The procedure supports models that contain both KEY and KEY TIME columns or only KEY TIME columns.  That is you can have a model that looks like this:

CREATE MINING MODEL WineForecasting
(
     Quarter DATETIME KEY TIME,
     Red       DOUBLE PREDICT,
     White    DOUBLE PREDICT,
     Sparkling DOUBLE PREDICT
) USING Microsoft_Time_Series

or like this

CREATE MINING MODEL WineForecasting
(
     Quarter DATETIME KEY TIME,
     WineType STRING KEY,
     Value DOUBLE PREDICT
) USING Microsoft_Time_Series

where WineType could be "Red", "White" or "Sparkling."  If you specify the SeriesName parameter in the call to the stored procedure, the procedure assumes you are using the latter model form.  If you leave the SeriesName empty (""), the procedure assumes the former model form.
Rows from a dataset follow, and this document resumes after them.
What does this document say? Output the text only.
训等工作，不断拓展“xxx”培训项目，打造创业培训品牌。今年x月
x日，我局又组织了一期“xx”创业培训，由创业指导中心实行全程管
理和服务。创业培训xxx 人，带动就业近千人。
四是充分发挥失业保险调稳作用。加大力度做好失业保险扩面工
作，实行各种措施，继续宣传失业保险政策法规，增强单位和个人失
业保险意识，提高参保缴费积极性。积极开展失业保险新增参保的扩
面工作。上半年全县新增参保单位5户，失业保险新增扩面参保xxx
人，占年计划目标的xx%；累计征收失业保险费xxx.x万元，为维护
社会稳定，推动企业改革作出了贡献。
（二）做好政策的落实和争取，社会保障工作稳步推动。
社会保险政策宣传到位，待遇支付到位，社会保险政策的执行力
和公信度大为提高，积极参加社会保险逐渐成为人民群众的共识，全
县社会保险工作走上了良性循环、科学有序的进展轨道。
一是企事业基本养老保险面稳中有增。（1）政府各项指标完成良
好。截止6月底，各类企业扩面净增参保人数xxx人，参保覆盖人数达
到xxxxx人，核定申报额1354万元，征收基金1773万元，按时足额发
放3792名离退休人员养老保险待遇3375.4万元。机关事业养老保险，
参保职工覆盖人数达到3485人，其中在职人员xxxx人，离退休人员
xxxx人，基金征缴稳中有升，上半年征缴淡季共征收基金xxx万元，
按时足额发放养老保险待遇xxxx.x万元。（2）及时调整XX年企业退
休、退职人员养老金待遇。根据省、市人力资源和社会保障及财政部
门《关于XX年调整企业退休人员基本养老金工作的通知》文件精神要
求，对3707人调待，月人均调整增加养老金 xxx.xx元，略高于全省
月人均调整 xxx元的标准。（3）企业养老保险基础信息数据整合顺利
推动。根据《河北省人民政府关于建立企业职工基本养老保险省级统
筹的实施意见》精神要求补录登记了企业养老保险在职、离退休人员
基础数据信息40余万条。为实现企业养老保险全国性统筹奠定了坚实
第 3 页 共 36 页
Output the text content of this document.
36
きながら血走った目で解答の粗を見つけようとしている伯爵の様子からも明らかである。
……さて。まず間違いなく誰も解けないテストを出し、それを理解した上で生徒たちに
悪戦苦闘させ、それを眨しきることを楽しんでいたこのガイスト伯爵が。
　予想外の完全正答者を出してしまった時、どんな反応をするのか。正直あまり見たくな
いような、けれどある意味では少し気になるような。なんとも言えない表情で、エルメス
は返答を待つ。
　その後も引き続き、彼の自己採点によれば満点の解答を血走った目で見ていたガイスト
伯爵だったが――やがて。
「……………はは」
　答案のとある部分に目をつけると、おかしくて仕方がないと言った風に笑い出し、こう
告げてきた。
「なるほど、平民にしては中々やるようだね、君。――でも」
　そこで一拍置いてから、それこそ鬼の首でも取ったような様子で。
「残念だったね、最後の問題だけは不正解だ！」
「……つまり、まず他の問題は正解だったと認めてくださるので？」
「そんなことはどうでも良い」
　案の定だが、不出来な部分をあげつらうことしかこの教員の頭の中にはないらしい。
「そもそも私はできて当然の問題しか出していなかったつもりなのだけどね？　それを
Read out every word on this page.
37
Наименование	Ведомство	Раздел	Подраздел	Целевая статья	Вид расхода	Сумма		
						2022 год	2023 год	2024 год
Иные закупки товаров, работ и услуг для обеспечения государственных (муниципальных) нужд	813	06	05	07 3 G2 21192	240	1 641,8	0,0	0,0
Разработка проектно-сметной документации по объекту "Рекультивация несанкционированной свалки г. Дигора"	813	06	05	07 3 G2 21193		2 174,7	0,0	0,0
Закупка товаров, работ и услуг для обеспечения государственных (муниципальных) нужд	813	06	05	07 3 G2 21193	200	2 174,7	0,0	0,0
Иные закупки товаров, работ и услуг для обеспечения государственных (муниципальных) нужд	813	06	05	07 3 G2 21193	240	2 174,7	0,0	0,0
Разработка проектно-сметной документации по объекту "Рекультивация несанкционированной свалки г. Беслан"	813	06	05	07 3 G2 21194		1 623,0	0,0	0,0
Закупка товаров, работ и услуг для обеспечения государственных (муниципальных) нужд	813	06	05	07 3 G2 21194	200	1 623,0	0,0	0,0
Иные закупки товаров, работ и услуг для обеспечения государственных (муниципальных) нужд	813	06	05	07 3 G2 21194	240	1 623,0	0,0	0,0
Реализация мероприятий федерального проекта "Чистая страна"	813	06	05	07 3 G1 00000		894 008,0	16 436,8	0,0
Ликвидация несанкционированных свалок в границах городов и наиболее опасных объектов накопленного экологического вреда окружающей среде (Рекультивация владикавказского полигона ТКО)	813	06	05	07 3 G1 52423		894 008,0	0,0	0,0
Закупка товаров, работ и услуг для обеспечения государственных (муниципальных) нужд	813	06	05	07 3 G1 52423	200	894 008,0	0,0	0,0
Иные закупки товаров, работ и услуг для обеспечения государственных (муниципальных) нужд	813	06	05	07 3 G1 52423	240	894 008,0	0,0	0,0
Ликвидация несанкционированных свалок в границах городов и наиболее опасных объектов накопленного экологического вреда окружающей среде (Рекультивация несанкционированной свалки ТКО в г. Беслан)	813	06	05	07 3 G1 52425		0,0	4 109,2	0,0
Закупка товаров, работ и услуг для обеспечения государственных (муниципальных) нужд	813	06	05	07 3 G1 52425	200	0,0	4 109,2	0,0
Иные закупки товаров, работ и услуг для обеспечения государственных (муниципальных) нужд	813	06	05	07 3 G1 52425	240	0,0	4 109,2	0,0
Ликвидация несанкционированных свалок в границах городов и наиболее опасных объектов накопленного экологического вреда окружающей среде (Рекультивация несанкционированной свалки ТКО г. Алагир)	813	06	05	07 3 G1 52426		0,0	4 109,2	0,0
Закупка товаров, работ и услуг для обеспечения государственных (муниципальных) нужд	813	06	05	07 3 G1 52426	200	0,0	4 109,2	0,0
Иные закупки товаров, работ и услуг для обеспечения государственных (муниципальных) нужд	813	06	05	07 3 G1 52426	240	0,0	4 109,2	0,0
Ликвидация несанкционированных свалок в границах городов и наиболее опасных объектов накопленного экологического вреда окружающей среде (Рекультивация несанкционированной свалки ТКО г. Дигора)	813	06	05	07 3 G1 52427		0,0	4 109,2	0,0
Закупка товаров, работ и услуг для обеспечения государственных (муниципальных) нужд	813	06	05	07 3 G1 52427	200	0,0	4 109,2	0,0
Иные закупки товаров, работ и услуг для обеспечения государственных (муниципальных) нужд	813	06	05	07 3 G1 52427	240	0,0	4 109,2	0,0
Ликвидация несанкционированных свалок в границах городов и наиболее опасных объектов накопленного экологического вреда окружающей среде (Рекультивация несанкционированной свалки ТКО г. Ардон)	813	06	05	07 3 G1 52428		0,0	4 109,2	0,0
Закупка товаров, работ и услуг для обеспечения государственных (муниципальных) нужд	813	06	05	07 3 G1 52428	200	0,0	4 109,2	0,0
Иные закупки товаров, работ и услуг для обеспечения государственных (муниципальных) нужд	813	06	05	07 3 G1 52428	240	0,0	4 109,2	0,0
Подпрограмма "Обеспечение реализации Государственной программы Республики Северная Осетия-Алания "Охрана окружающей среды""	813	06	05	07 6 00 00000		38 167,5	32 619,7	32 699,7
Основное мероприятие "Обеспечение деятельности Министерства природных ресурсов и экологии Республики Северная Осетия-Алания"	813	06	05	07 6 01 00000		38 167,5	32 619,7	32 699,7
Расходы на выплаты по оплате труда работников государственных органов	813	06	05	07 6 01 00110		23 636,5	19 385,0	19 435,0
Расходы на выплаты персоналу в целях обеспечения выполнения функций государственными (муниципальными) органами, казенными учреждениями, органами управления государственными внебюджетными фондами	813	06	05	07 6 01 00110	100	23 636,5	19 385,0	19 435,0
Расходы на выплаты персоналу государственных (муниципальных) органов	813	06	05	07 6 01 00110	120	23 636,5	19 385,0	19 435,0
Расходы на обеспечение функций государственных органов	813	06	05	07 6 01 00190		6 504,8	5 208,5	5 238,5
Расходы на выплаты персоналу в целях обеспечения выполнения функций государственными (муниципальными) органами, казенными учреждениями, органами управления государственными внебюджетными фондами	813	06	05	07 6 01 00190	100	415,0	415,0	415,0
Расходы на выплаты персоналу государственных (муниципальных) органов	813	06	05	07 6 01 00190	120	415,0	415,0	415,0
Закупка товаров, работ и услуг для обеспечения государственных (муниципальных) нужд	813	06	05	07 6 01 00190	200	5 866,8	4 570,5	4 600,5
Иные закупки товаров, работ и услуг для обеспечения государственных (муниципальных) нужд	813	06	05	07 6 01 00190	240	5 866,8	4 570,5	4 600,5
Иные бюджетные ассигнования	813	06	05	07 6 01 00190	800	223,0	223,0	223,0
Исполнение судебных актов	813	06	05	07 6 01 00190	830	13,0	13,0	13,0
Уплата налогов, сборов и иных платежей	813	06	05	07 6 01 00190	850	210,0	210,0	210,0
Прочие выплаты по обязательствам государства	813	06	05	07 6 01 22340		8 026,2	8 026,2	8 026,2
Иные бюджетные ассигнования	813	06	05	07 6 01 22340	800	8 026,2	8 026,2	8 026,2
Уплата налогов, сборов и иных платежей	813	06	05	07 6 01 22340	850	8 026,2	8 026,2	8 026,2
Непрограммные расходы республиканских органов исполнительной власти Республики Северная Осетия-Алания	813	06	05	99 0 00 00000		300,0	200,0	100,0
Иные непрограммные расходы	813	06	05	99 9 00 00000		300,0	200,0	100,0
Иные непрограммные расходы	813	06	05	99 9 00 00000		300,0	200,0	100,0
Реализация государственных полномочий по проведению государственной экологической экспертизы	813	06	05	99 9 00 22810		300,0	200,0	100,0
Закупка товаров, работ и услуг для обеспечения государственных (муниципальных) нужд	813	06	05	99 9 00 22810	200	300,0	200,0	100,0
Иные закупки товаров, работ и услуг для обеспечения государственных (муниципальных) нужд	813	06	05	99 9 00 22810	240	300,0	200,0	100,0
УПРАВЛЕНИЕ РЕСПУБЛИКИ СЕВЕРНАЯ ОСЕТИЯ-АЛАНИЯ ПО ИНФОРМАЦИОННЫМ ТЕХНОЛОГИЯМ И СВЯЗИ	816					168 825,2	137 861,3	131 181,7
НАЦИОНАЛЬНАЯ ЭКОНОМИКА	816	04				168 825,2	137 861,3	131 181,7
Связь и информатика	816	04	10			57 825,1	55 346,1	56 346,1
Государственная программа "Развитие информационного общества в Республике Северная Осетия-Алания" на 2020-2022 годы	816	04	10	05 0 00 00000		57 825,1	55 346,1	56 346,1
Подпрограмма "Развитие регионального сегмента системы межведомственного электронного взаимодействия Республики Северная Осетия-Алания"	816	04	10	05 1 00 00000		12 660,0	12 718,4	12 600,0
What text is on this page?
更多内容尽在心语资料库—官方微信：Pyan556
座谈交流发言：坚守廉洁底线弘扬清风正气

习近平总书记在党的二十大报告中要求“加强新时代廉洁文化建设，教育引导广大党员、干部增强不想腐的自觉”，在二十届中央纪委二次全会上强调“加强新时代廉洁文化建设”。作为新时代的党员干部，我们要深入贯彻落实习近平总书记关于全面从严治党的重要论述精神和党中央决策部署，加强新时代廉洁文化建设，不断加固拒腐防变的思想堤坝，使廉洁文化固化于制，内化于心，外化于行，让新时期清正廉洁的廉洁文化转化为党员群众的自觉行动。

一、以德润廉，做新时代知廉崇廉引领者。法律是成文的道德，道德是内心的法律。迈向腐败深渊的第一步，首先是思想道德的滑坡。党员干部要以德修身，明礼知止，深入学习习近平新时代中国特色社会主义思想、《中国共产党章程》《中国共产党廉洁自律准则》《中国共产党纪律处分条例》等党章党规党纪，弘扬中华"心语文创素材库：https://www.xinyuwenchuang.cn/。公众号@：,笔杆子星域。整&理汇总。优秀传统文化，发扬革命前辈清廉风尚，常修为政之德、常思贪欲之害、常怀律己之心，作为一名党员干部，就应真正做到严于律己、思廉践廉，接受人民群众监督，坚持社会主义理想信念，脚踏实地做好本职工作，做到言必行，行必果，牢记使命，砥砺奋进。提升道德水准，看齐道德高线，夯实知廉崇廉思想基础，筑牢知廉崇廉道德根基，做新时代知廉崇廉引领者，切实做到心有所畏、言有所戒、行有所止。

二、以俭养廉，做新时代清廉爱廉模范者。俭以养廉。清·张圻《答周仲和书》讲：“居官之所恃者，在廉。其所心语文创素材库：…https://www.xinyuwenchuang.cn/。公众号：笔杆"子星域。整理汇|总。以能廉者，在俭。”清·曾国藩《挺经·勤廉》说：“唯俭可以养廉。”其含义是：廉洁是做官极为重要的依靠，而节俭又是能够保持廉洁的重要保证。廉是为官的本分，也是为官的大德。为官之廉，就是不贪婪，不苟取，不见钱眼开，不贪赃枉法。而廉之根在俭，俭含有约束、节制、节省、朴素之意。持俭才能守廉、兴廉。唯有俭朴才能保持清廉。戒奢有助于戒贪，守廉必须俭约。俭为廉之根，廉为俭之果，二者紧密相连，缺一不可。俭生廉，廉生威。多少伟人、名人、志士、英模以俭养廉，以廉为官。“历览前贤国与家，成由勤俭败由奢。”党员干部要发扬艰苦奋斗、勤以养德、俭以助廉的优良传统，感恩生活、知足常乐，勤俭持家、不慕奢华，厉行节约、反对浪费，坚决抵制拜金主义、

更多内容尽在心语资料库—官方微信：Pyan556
The NumHistoricalPoints parameter is there to limit the amount of data shown in the result.  Reports tend to want to show all the data from the source query, and if there are 1000 historical points and you only want to forecast 5, the historical data visually overwhelms the forecasted data and you get a useless result.  Typical queries using this stored procedure would look like:

CALL TSSprocs.TimeSeriesReport("WineForecasting", "Red", "", 25, 10)

or

CALL TSSprocs.TimeSeriesReport("WineForecasting", "Value", "Red", 25, 10)

The output set has three columns - one for the timestamp, one for the historical data, and one for the forecasted data.  The flexibility of data types supported for the time stamp column complicated the code, so for simplicity I short circuited that flexibility and simply replaced it with an ordinal, with numbers <= 0 indicating historical rows, and numbers > 0 indicated forecasted rows.  Additionally to make the resulting chart "look right" I put the last historical point as the first forecasted point.  This allows Reporting Services and other charting engines to produce a seamless chart.  Without this addition, there would be a gap in the chart between historical and forecasted data, and it would just look ugly.

The outline of the code is basically:

  1. Validate Inputs
  2. Create output data table
  3. Return empty table if executing for prepare
  4. Query Historical Data and populate data table
  5. Query Forecasted data and populate data table
  6. Return data table

The code implementation was fairly straightforward and in total took about three hours including debugging, although I did find myself leverage quite a few little tricks as I progressed through the code, which I will discuss as I analyze the implementation in my next post.